37. Cette procédure illustre des difficultés propres au régime britannique en raison de la tension entre la nature « d’instrument vivant[59] » de la Convention, qui implique de nombreuses évolutions, et le système dualiste qui exige que chacune de ces modifications fasse l’objet d’une transposition en droit interne. Le résultat de cela est que les procédures internes d’adoption de ces actes sont très lourdes et longues alors qu’au final ces changements s’imposent au Royaume-Uni. On peut constater une fois encore que des considérations de pragmatisme ont permis l’avènement d’une procédure législative accélérée, qui est en grande partie dérogatoire au droit commun. L’appréciation des exigences impérieuses a été analysée par un rapport parlementaire de 2001[60]. Ce dernier a permis d’illustrer et de mieux délimiter ces exigences afin qu’elles constituent une réelle condition au déclenchement de la procédure par le Gouvernement. Il est par ailleurs rappelé que la modification ou l’abrogation des textes législatifs ressortissent en principe de la compétence du Parlement et que la procédure de la section 10 du HRA ne doit être utilisée qu’exceptionnellement. Tous ces éléments ont pour but de limiter le recours à cette procédure dérogatoire et de faire en sorte qu’elle demeure un instrument exceptionnel.

38. Malgré toutes ces spécificités propres à la conjoncture britannique, l’étude de cette procédure est intéressante en ce qu’elle présente une solution pragmatique dans le cas où la loi doit changer dans un sens précis, à savoir quand son contenu est imposé par une norme supérieure ou un engagement international.

En prenant l’exemple de la transposition des directives européennes par des lois – dont la mauvaise transposition peut engager la responsabilité de l’État français[61] –, on peut défendre qu’une telle technique trouverait son utilité dans le système français.
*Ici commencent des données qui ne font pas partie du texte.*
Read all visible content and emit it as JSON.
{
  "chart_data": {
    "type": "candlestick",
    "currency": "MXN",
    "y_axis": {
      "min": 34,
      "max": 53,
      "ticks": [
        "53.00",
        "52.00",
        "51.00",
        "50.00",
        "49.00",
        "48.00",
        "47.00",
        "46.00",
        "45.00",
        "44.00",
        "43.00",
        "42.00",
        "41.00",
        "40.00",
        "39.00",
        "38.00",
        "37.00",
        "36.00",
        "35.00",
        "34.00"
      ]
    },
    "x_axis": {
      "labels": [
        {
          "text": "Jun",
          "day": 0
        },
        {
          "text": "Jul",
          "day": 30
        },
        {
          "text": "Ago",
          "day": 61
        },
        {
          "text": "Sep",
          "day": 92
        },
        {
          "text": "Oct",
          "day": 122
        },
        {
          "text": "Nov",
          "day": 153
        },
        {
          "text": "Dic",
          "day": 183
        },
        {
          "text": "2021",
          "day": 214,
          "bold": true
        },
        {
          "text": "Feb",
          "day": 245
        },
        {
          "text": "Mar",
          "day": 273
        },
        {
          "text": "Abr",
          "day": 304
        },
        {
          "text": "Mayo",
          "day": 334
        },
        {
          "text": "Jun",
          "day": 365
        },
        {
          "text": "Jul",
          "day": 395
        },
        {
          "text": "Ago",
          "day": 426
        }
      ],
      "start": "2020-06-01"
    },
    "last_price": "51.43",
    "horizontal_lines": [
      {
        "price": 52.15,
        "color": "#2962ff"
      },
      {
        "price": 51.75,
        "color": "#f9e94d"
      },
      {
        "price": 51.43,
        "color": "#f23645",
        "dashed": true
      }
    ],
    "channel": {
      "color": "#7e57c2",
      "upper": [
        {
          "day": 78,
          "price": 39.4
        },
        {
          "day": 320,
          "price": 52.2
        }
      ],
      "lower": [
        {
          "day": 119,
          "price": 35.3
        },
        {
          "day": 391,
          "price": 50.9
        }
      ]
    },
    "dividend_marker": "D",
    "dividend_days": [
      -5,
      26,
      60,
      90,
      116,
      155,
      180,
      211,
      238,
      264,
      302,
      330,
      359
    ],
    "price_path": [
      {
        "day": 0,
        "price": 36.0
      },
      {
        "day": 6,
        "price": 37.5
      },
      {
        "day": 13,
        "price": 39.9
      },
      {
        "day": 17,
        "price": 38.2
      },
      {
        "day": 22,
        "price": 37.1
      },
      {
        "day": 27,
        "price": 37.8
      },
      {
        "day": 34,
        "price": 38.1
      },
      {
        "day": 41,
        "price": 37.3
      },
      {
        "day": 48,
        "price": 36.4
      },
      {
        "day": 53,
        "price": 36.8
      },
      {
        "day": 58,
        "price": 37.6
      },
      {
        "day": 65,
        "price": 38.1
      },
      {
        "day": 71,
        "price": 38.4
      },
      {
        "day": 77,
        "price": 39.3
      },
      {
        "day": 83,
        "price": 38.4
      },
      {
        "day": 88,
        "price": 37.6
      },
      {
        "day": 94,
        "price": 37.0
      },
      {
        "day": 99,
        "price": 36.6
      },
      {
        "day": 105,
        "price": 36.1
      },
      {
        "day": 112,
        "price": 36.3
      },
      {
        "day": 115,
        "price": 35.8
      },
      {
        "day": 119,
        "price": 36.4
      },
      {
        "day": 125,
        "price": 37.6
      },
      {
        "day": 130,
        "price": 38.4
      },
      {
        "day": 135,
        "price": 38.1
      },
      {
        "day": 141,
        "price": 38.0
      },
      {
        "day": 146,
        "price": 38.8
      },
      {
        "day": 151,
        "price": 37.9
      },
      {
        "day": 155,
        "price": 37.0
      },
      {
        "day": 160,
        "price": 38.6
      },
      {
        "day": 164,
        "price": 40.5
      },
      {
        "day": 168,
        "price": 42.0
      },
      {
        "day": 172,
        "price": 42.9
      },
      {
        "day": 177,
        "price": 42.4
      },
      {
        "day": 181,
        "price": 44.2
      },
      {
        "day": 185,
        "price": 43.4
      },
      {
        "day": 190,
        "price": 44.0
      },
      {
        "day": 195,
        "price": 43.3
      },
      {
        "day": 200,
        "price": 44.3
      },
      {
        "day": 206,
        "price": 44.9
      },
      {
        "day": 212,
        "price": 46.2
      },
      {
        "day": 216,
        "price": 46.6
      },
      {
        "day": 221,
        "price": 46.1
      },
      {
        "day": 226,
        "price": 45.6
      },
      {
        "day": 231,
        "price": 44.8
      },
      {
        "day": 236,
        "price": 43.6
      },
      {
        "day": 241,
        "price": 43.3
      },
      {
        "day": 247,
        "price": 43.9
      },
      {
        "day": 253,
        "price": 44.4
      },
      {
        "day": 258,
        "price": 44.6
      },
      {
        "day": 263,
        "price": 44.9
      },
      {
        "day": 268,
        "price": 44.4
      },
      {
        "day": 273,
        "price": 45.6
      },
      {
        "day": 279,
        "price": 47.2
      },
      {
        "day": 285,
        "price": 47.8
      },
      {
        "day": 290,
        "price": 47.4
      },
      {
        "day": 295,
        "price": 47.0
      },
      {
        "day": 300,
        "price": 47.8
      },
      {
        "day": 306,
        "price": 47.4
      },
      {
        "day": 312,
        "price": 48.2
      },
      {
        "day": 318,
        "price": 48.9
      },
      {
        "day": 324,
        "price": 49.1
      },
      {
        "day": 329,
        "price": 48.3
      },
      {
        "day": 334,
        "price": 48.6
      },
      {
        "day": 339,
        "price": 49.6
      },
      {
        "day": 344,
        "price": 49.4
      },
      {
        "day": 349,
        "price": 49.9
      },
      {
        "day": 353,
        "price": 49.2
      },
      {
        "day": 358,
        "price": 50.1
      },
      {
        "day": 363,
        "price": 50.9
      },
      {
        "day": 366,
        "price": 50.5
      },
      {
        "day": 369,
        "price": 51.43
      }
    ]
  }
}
Il en irait de même pour toutes les organisations internationales pouvant sanctionner la France en raison de lois ne respectant pas les engagements contractés pour le Conseil de l’Europe, les Nations Unies ou encore l’Organisation Mondiale du Commerce.

De leur côté, les États-Unis proposent une autre procédure de fast-track permettant elle aussi de répondre à un besoin spécifique, mais dans un contexte différent. Cet exemple concerne le mécanisme particulier qui a été mis en place afin de permettre le démantèlement et la reconversion des bases militaires désaffectées.

 

2. Le Base Realignment and Closure (BRAC) : un fast-track abrogeant le débat politique

 

39. Le Base Realignment and Closure est une politique menée par le Gouvernement pour la fermeture et le démantèlement des bases militaires selon des opportunités stratégiques. Le but est d’obtenir une efficience maximale des moyens militaires en opérant une restructuration des infrastructures militaires. Cela répond notamment à une réduction importante du budget de l’armée[62] imposant des économies conséquentes.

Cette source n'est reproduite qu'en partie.